How it works
Generally, reducing your caregiver's pay should be a last resort. If you absolutely can't reduce her hours and have no one else to turn to for a share care or free help, then this option may be on the table—but you must be fully prepared for your caregiver to bow out of the arrangement so she can find a job that does pay a standard rate.
If reducing your sitter's rate is something you must do, think about what you can reasonably afford and whether or not it's a significant difference from what she earns already. Try not to reduce her current salary by anything more than 20 percent, otherwise you may risk offending her and burning that child care bridge for the future.

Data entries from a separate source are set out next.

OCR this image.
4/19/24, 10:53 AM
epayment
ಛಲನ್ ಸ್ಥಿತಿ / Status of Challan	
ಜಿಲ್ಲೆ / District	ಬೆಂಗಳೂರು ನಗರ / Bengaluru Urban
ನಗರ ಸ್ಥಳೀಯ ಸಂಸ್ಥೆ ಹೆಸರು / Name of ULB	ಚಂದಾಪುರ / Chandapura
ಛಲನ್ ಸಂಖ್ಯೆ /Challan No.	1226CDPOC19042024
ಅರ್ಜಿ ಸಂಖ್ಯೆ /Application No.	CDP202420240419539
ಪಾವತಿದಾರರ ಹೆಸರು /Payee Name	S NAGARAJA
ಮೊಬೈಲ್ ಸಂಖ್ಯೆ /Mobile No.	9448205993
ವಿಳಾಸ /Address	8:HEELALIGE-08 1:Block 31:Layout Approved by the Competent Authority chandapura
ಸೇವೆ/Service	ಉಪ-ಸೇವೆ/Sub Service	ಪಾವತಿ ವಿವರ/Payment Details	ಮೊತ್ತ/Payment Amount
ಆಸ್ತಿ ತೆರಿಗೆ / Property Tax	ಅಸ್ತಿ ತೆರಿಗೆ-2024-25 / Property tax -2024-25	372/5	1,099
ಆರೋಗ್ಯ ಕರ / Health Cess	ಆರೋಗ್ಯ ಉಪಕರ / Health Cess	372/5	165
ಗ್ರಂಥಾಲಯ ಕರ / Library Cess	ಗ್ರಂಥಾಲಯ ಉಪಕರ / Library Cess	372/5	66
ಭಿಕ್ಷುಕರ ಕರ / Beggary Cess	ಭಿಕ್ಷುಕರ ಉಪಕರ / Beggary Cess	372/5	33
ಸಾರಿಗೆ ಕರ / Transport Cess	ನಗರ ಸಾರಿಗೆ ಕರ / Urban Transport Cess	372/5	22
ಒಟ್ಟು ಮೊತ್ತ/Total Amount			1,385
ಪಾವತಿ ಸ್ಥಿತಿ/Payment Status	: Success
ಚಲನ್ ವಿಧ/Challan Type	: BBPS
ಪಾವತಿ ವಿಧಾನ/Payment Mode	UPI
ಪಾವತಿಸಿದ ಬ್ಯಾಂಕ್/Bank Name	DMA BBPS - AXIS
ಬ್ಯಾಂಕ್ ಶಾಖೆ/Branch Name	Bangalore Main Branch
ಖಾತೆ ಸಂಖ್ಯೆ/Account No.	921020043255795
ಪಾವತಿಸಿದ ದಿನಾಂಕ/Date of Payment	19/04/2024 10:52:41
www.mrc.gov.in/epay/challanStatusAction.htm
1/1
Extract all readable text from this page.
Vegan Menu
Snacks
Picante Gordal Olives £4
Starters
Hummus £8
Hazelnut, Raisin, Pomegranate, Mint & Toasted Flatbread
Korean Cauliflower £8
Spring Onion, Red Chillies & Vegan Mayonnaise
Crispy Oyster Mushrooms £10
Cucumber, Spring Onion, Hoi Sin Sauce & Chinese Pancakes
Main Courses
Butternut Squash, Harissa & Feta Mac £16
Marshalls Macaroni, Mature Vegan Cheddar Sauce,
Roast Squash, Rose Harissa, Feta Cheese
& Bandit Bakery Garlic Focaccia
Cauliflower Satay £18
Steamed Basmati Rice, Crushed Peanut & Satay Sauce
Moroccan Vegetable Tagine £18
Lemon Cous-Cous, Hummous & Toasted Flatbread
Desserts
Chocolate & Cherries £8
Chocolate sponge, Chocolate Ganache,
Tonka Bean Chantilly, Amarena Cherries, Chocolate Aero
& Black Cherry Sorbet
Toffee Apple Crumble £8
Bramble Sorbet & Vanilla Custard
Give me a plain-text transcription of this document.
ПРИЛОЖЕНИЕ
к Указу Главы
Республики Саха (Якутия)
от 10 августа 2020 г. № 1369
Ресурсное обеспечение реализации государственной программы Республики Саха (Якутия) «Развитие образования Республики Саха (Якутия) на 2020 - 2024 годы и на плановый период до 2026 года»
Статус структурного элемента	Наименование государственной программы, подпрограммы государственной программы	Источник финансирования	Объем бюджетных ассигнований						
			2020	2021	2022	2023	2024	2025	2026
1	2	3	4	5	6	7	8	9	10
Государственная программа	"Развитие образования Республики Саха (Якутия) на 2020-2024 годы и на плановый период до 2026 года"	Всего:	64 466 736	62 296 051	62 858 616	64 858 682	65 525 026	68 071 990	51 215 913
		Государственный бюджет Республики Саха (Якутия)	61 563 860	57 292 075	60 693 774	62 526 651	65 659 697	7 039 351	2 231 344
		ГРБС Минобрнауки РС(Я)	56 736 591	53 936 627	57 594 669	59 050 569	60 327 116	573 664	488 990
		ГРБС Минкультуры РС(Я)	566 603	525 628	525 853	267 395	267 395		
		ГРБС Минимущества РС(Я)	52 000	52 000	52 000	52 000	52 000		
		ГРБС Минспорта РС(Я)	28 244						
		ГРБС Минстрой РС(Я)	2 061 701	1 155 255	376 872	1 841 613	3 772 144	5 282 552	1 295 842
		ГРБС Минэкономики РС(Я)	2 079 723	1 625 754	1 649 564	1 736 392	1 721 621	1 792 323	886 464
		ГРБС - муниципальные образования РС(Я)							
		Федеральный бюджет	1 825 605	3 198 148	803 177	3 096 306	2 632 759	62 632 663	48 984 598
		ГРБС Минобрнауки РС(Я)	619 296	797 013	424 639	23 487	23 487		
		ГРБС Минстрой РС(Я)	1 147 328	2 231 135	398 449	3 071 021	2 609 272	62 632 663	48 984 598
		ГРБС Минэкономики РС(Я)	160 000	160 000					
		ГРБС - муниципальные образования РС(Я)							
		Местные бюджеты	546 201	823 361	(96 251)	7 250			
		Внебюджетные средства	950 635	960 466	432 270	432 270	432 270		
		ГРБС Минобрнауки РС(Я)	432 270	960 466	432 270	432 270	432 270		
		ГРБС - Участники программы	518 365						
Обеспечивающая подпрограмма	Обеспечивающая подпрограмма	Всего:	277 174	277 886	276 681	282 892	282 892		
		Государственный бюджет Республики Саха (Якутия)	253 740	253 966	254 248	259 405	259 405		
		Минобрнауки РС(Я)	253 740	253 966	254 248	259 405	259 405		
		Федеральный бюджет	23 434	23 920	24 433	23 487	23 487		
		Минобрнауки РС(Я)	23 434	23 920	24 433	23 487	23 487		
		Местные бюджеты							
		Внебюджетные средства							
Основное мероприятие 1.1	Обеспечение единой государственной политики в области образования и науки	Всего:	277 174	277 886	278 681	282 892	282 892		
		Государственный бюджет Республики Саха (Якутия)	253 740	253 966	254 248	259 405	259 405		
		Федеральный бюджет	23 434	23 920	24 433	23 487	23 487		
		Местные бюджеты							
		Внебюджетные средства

For example, if you pay a sitter $10 per hour for a 40-hour week, just reducing her rate by 5 percent can save you $20 each week.
What to do
When you are talking with your sitter, be completely honest and explain that the economy is affecting your family and that you simply must offer lower pay in this job. Notice how you don't say that you're offering her lower pay (assuming she'll stick around). Tell her that you completely understand if she can't continue working for the reduced rate, but you wanted to at least give her the option.
Creative Tip: Since you can't offer financial incentives, do other things to make the job more appealing. Perhaps you make it clear that there are no light housekeeping duties, you always include the sitter in the meal plans, let her use your car to drive the kids instead of her own, etc. Whatever you can do to compensate for the pay cut may make her consider your offer more seriously.